The LSE’s VCM intends to help fund projects which focus on either the removal or reduction of atmospheric greenhouse gases (carbon dioxide but also methane) through nature based or technology led solutions. Those eligible for designation include “all qualifying funds” (closed-ended funds admitted to trading on either the Main Market or AIM) and all operating companies admitted to the Main Market or AIM. To achieve VCM designation, applicants will need to directly or indirectly finance projects that merit carbon credits – the applicant may choose to issue the credits as a pidend-in-specie, retire them on behalf of their shareholders, or sell them on. There is no requirement for applicants to maintain a portfolio of entirely climate aligned assets. As a result, the VCM’s potential reach extends beyond specific ESG funds and companies. That said, it is more specific than the existing Green Economy Mark. Whilst the latter is open to admitted companies that trade in carbon credits, the VCM is solely available to funds / companies investing in climate change mitigation projects (which realise carbon credits). Designation is also contingent on investing in at least one “Qualifying Project” (approved by a Qualifying Body) within three years. The details of such Project will need to be disclosed in the fund’s FCA approved prospectus. In the interests of further carbon intensity disclosure, applicants will also be required to map their revenues from the rest of their portfolio to the Tier 1 or Tier 2 sectors within the FTSE Russell’s existing Green Revenue’s Classification System. The full disclosure requirements are contained in the LSE’s updated admission and disclosure standards.

The aims of the VCM are threefold:

  1. To increase the flow of finance to projects, otherwise economically unviable, intended to reduce greenhouse gas emissions and / or concentrations, by increasing the supply of carbon credits;
  2. To use a public market regulatory framework to promote climate transparency and standardise carbon intensity disclosures in the financial sector; and
  3. To provide a market for investors in carbon credits and GHG reduction schemes.

The VCM is, therefore, of direct consequence for carbon credit project developers, ESG orientated investors and LSE listed funds and companies. For the former, it should stimulate liquidity, providing upfront capital for project investment and making viable those projects which would otherwise only generate future returns (when carbon credits are awarded). It will aid the attractiveness of climate mitigation projects for investors, who will secure both future revenue generation (from the carbon credits awarded). As such, the VCM is an example of a platform that can provide a significant opportunity for project developers, catalysing access to capital and broadening their investor base. For ESG orientated funds the VCM is an opportunity to secure long term shareholder returns via carbon credits, whilst investors will have full autonomy over how they choose to deliver or retire the carbon credits and will only be required to disclose this to their shareholders.
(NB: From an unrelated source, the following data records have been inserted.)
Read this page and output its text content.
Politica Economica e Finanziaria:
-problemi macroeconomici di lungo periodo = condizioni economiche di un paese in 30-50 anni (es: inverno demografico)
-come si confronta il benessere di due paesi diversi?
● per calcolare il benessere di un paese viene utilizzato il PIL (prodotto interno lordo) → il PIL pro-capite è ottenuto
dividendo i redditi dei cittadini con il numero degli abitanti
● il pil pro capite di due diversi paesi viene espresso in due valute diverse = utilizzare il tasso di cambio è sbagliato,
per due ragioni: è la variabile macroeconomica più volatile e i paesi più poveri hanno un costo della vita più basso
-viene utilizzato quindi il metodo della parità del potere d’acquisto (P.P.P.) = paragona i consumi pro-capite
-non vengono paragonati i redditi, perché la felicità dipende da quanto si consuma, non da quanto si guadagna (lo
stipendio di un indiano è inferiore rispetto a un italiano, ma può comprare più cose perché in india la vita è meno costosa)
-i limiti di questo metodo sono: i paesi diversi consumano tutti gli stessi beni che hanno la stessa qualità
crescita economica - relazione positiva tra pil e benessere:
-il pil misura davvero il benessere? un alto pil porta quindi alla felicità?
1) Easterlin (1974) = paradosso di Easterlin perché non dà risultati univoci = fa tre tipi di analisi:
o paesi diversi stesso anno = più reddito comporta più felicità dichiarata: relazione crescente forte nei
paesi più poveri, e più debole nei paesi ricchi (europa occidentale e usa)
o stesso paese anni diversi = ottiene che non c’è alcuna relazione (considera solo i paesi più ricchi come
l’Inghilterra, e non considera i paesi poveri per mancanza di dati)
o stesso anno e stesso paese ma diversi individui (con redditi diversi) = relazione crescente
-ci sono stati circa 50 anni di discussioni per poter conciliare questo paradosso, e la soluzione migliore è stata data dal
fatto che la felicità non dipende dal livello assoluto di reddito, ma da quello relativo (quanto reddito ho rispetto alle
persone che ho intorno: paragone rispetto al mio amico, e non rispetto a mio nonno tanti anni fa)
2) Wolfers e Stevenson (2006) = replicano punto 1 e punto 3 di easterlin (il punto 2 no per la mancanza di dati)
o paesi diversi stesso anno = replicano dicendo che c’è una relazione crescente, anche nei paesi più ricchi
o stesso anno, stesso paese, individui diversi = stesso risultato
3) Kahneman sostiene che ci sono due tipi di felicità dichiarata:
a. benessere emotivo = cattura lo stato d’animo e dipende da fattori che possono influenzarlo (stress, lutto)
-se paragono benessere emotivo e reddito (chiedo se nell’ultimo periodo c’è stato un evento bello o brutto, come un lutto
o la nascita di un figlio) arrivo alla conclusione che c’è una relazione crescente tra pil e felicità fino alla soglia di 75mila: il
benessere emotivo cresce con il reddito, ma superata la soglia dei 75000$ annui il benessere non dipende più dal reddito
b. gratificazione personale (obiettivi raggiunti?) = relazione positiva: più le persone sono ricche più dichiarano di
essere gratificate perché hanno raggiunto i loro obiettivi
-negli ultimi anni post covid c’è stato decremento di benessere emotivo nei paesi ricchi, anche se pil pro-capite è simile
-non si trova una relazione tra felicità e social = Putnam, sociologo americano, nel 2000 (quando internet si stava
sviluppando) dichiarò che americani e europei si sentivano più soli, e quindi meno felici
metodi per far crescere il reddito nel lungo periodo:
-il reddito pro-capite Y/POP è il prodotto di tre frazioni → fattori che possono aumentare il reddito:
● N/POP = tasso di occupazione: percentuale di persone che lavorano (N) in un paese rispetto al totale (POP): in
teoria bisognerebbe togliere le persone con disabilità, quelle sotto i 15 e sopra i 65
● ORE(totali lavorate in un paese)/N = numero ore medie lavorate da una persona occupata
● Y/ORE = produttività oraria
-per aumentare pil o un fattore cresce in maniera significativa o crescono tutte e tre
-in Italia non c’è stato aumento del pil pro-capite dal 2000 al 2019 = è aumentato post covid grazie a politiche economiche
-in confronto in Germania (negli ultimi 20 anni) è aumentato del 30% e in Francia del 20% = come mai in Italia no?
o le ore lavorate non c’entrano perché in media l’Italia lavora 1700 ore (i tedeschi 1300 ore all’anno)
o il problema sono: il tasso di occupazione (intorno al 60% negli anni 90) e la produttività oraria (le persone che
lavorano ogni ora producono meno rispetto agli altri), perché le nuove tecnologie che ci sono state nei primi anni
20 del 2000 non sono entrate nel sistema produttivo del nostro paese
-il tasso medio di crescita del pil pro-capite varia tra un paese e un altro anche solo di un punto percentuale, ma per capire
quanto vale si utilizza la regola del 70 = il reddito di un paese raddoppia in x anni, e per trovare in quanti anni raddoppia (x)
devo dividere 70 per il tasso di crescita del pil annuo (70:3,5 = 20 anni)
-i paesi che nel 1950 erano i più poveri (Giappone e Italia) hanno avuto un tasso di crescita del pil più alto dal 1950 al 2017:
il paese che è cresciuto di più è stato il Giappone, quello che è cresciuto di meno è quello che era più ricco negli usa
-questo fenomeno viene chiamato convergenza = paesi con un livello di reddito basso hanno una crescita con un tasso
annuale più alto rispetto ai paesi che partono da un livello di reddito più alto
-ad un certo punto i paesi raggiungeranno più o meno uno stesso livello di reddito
The VCM should also be of interest to financial institutions, given its potential to augment the secondary market for carbon credits VCM designation does not, and will not, represent a trading venue for carbon credits. Respondents stressed (and the LSE supported) the view that it should instead be a mechanism for incentivising climate mitigation and / or adaption through the award of credits. With more carbon credit generating projects realised and more investors seeking to sell these credits for liquidity, there is likely to be growing demand for greater secondary trading infrastructure.